GROWTH IN SPECIMEN VOLUME and revenues is the major challenge at the nation’s two largest laboratory corporations.
How Laboratory Corporation of America and Quest Diagnostics Incorporated solve this problem will affect and influence every remaining clinical laboratory and pathology group practice in the United States. That’s because the marketing and pricing strategies of the two blood brothers tend to establish new competitive norms in the healthcare marketplace.
Until this year, public laboratory companies relied on acquisitions of smaller independent laboratories as the most reliable way to generate growth in revenues and earnings. However, as clients and regular readers of THE DARK REPORT know, in 2002, LabCorp and Quest Diagnostics purchased four of the largest remaining public laboratory companies (American Medical Laboratories, Dynacare, Unilab, and DIANON Systems). Only a handful of potential lab acquisition candidates remain.
Lab Test Distribution
Because this situation makes the “growth by acquisition” strategy less viable, the two multi-billion-dollar lab testing behemoths are transitioning to a different strategy. Each hopes to increase both specimen volume and revenues by using their unique position as a lab test distribution channel. It is a way to gain advantage from their relationship with hundreds of thousands of the nation’s doctors.
Laboratory directors and pathologists can watch this strategy unfold in real time. The first big play involves colorectal cancer. Both national labs want to transform the market for colorectal cancer screening. To accomplish this, each is ramping up a marketing campaign for their particular assay. At LabCorp, its Pregen-Plus™ test has been available since August. LabCorp licensed technology from Exact Sciences. Quest Diagnostics is offering a test it calls InSure™ which uses technology it licensed from Enterix.
Substantial Market Potential
Colorectal screening was identified as a potentially lucrative market because it currently lacks a viable screening methodology that is patient-friendly, reasonably priced, and offers acceptable levels of diagnostic sensitivity and specificity. The need for a better test is obvious. Each year, approximately 147,000 new cases of colorectal cancer are diagnosed and 53,000 deaths occur. It is ranked as the number three cause of death for men and women in the United States.
The marketing formula is simple.

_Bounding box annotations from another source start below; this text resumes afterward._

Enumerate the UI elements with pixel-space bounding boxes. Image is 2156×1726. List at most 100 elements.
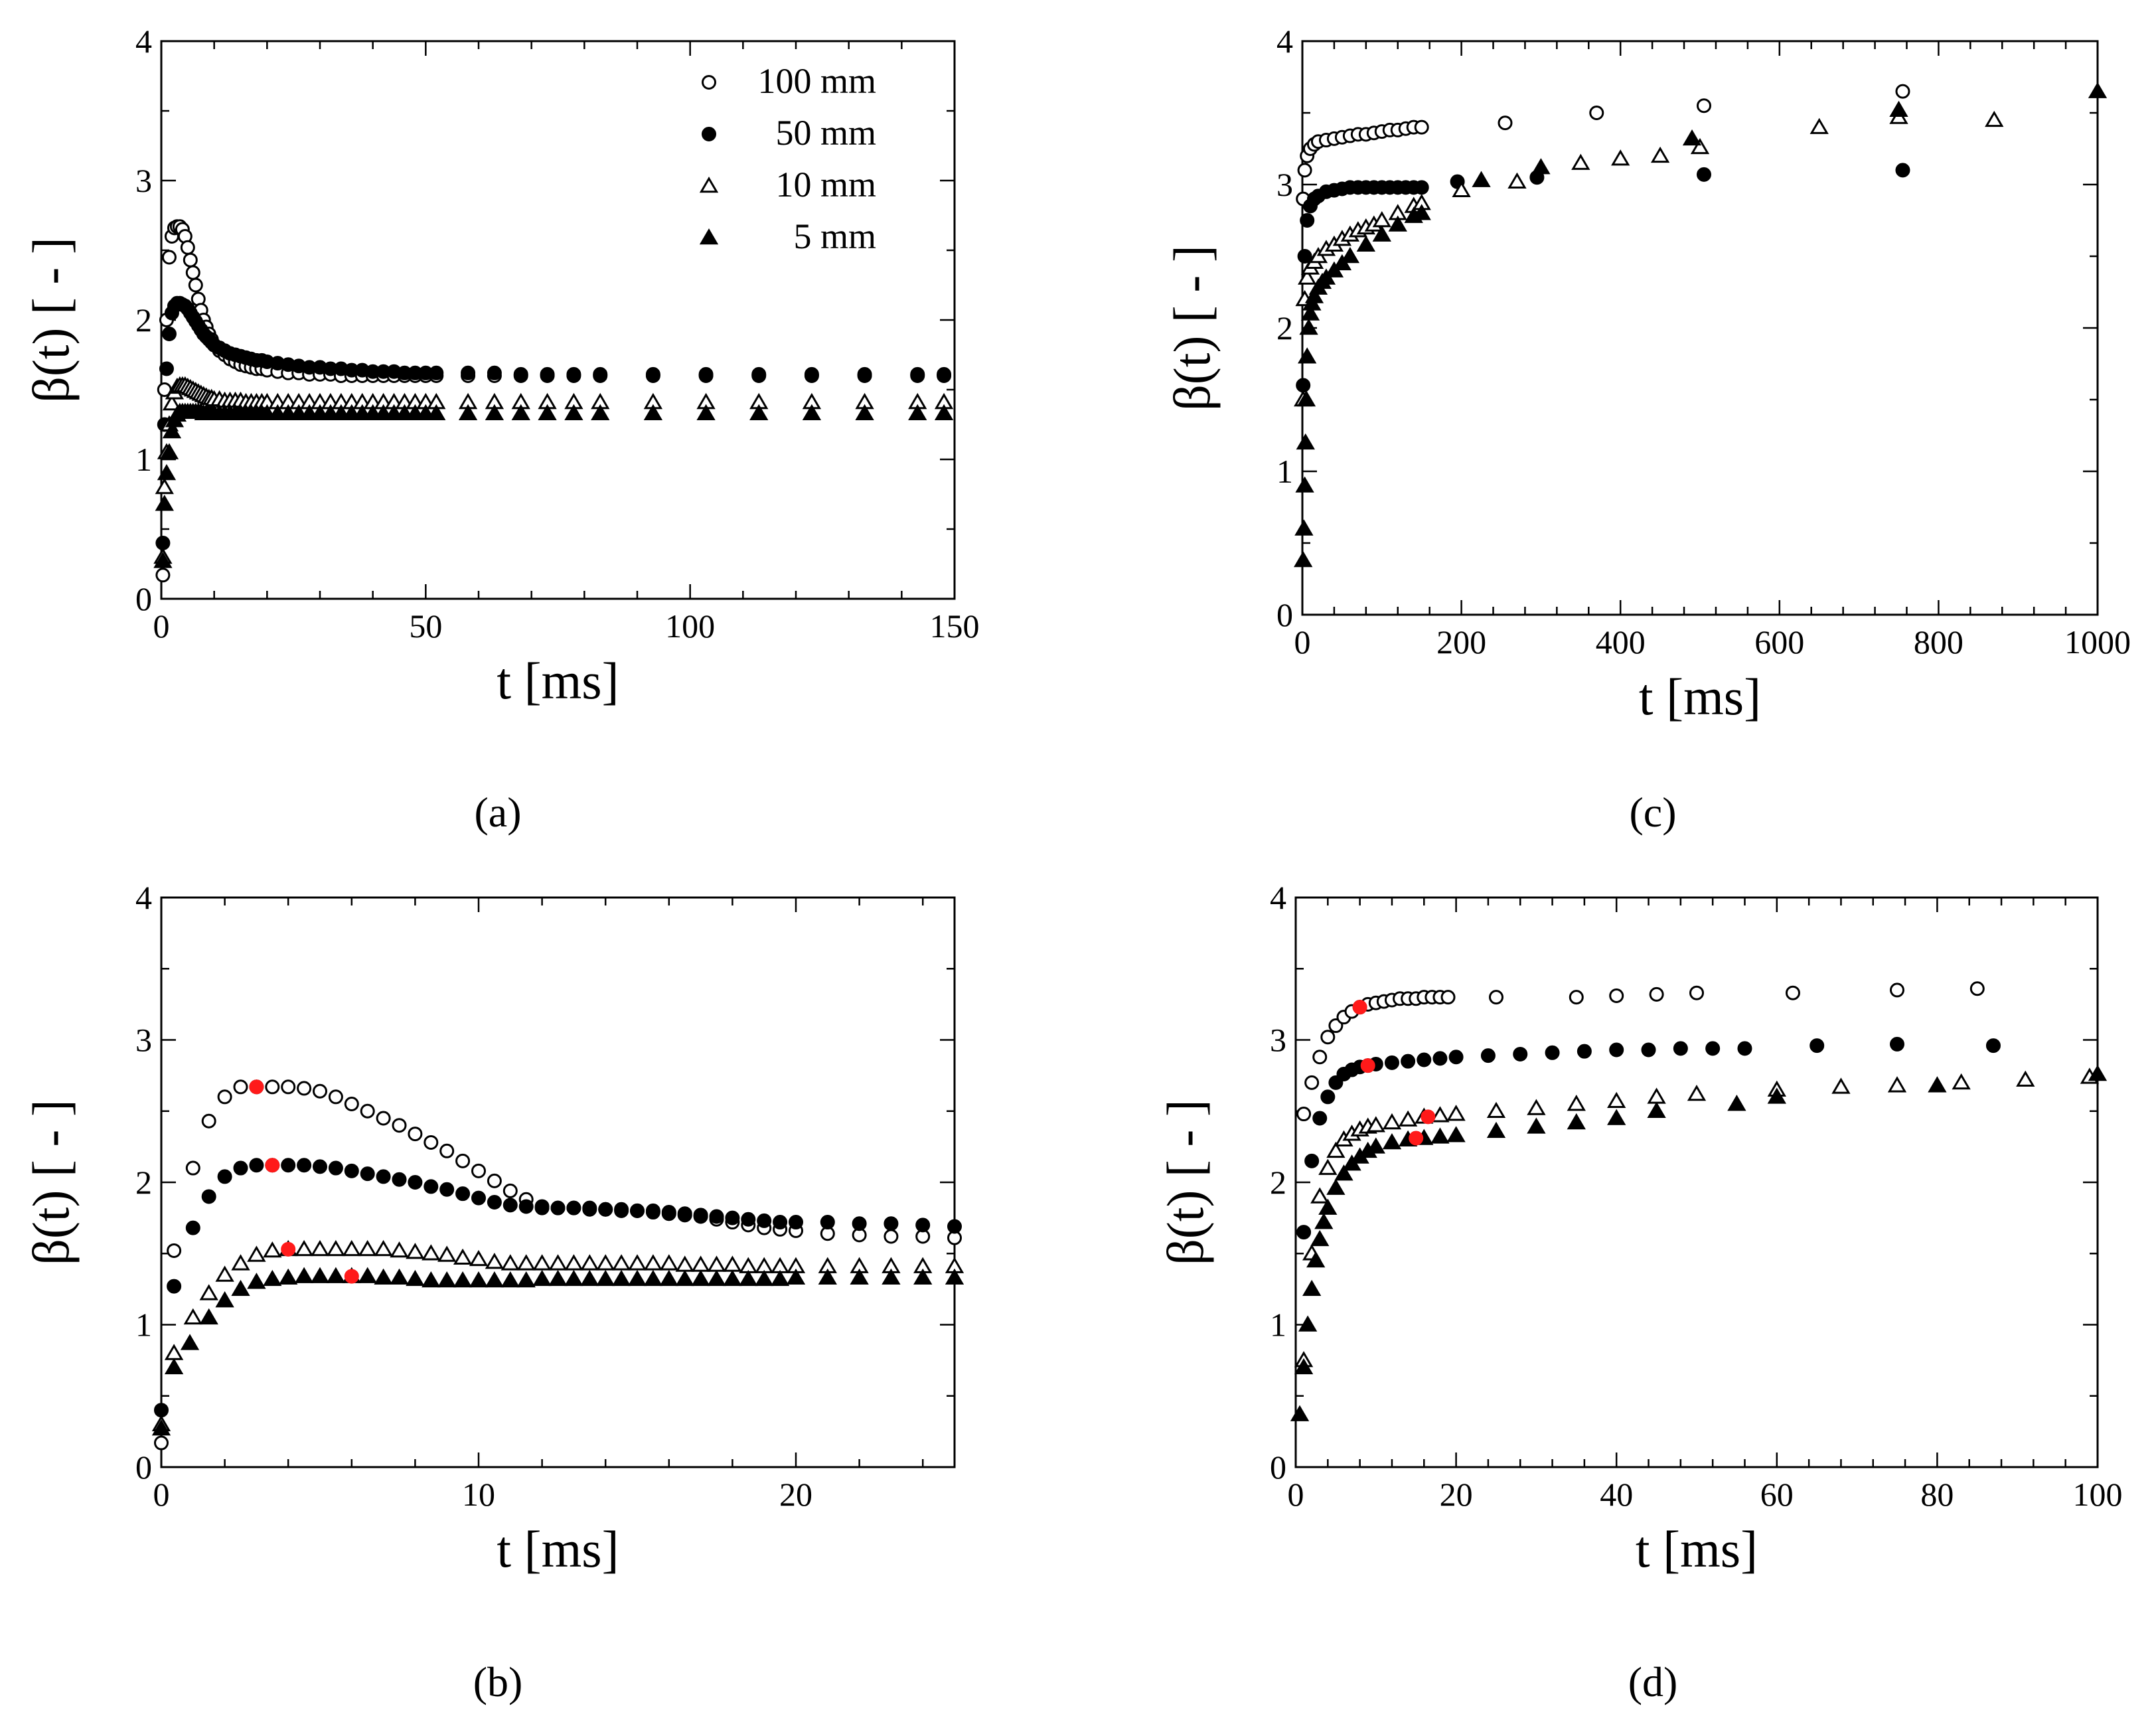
data-point — [376, 1169, 391, 1184]
data-point — [154, 1403, 169, 1418]
data-point — [564, 1269, 583, 1287]
data-point — [1486, 1101, 1506, 1119]
data-point — [1567, 1095, 1586, 1111]
data-point — [1831, 1077, 1851, 1094]
data-point — [155, 536, 171, 550]
data-point — [513, 366, 528, 382]
data-point — [1489, 990, 1503, 1005]
x-tick-label: 1000 — [2064, 623, 2131, 661]
data-point — [630, 1203, 645, 1218]
data-point — [328, 1160, 343, 1176]
data-point — [1785, 985, 1800, 1000]
y-tick-label: 2 — [1270, 1164, 1286, 1201]
data-point — [1398, 1110, 1418, 1127]
data-point — [725, 1210, 740, 1225]
data-point — [1767, 1087, 1786, 1104]
data-point — [538, 404, 557, 420]
data-point — [659, 1269, 678, 1287]
data-point — [1320, 1089, 1336, 1105]
legend-marker — [702, 127, 716, 141]
x-tick-label: 50 — [409, 607, 442, 645]
data-point — [167, 1243, 182, 1258]
data-point — [1296, 1225, 1312, 1240]
data-point — [313, 1083, 327, 1099]
data-point — [1304, 1075, 1320, 1090]
panel-label: (d) — [1628, 1658, 1678, 1705]
data-point — [183, 252, 198, 268]
data-point — [360, 1103, 375, 1119]
data-point — [2088, 82, 2108, 98]
data-point — [1310, 1229, 1330, 1247]
data-point — [162, 394, 182, 411]
data-point — [751, 366, 767, 382]
x-tick-label: 60 — [1760, 1476, 1794, 1513]
data-point — [1611, 149, 1630, 166]
data-point — [406, 1269, 425, 1287]
x-tick-label: 0 — [1294, 623, 1311, 661]
data-point — [310, 1239, 330, 1257]
data-point — [757, 1213, 772, 1228]
data-point — [1296, 433, 1315, 450]
data-point — [485, 1253, 504, 1269]
data-point — [947, 1219, 962, 1234]
data-point — [217, 1089, 232, 1105]
data-point — [937, 366, 952, 382]
data-point — [199, 1284, 218, 1300]
data-point — [429, 365, 444, 380]
data-point — [439, 1182, 455, 1197]
legend-label: 100 mm — [757, 61, 876, 101]
data-point — [1567, 1113, 1586, 1130]
data-point — [1326, 1178, 1346, 1195]
x-tick-label: 40 — [1600, 1476, 1633, 1513]
x-tick-label: 20 — [1440, 1476, 1473, 1513]
data-point — [427, 404, 446, 420]
data-point — [1531, 158, 1551, 175]
y-tick-label: 4 — [135, 879, 152, 916]
data-point — [564, 1254, 583, 1271]
data-point — [1310, 1187, 1330, 1204]
data-point — [1889, 100, 1908, 117]
y-tick-label: 2 — [135, 301, 152, 339]
data-point — [485, 404, 504, 420]
data-point — [908, 404, 927, 420]
data-point — [566, 1200, 581, 1216]
data-point — [374, 1239, 393, 1257]
data-point — [1430, 1106, 1450, 1123]
data-point — [755, 1269, 774, 1287]
data-point — [1306, 1251, 1326, 1268]
data-point — [1294, 550, 1313, 568]
legend-marker — [699, 177, 719, 193]
data-point — [1440, 990, 1456, 1005]
x-tick-label: 20 — [779, 1476, 812, 1513]
data-point — [645, 366, 660, 382]
data-point — [773, 1215, 788, 1230]
data-point — [1298, 347, 1317, 364]
data-point — [487, 1173, 502, 1188]
data-point — [855, 404, 874, 420]
y-tick-label: 2 — [135, 1164, 152, 1201]
data-point — [1304, 287, 1324, 303]
data-point — [358, 1267, 377, 1283]
y-tick-label: 0 — [135, 1449, 152, 1486]
data-point — [1545, 1045, 1560, 1060]
data-point — [1334, 1164, 1353, 1181]
data-point — [1527, 1099, 1546, 1115]
data-point — [469, 1271, 489, 1288]
highlight-point — [1421, 1109, 1436, 1125]
data-point — [804, 366, 819, 382]
data-point — [328, 1089, 343, 1105]
data-point — [1577, 1044, 1592, 1059]
data-point — [627, 1254, 647, 1271]
data-point — [789, 1215, 803, 1230]
data-point — [1326, 1141, 1346, 1158]
data-point — [501, 1254, 520, 1271]
data-point — [698, 366, 714, 382]
data-point — [155, 478, 174, 495]
data-point — [392, 1118, 407, 1133]
data-point — [183, 1308, 202, 1325]
data-point — [1290, 1405, 1310, 1421]
data-point — [471, 1163, 486, 1178]
data-point — [233, 1079, 248, 1095]
data-point — [161, 250, 177, 265]
data-point — [1299, 319, 1318, 335]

Both national labs want an assay with patent-protected technology. They want to brand the name with physicians and consumers. This excludes other laboratory competitors from offering that test. The test must be reimbursable by major payers at levels sufficient to make the test profitable and must have clinical research that demonstrates its effective- ness over existing methodologies.
Payer Acceptance
Quest Diagnostics is pricing its InSure test at $95. LabCorp’s Pre-Gen Plus is priced at $795. Quest Diagnostics reports that 50 payers, including Aetna, have agreed to reimburse for InSure.
Acceptance by insurers is an essential part of this growth strategy. Quest Diagnostics introduced ten new assays during the past year and claims that all ten tests were accepted by at least 35% of the health insurance industry. Internally, it considers 50% acceptance to be an attainable goal.
To drive acceptance of these colorectal screening tests, both national laboratory companies are gearing up their sales and marketing teams. Collectively, several thousand sales reps from the two companies are even now calling on physicians and providing information and encouragement to add these assays into their regular ordering mix. Local laboratory competitors tell THE DARK REPORT that they are seeing evidence of this effort.
Watching Sales Success
It’s not just laboratory competitors that are watching this emerging new marketing model for new diagnostic tests. Wall Street is keenly interested to see whether or not the two blood brothers can generate substantial increases in sales volume from this strategy.
It takes regular increases in revenues and earnings to support the share prices of these companies. If the two national labs cannot demonstrate the ability to push revenues up by introducing proprietary new tests which clinicians find useful, then their stock prices will lag behind the general market.
Moreover, some of the savvier investors know one of the ongoing weaknesses in the commercial laboratory business model is field sales. Historically, few of the public lab companies have been able to generate sustained revenue increases because of the new accounts opened by their sales representatives. New accounts were generally offset by the number of accounts lost to competitors.
For this reason, both lab companies have an extra challenge in demonstrating that this market strategy can work. They must demonstrate that they can organize and manage a force of sales reps that can predictably and profitably sell these new assays to physicians. Physician education about the series of new assays they want to introduce is the linchpin to the success of the “proprietary test” marketing model.
Competitive Strategy
In the short term, neither LabCorp nor Quest Diagnostics have enough proprietary assays to gain competitive advantage in winning physicians’ office accounts from local competitors. The question that local lab administrators and pathologist must ask is “will either or both of these companies eventually lock up enough clinically-useful assays so that clinicians find the national lab option to be compelling over that of a local laboratory competitor?”
Expect the noise level to increase in the marketplace as the publicity machines of both blood brothers kick into gear. There will be news stories, TV reports, and media mentions of “the new tests that promise to improve existing medical practices.” Early evidence of this is already visible in the news releases trumpeting clinical studies that validate the ability of Pregen-Plus or InSure to detect colorectal cancer at improved rates over other methodologies.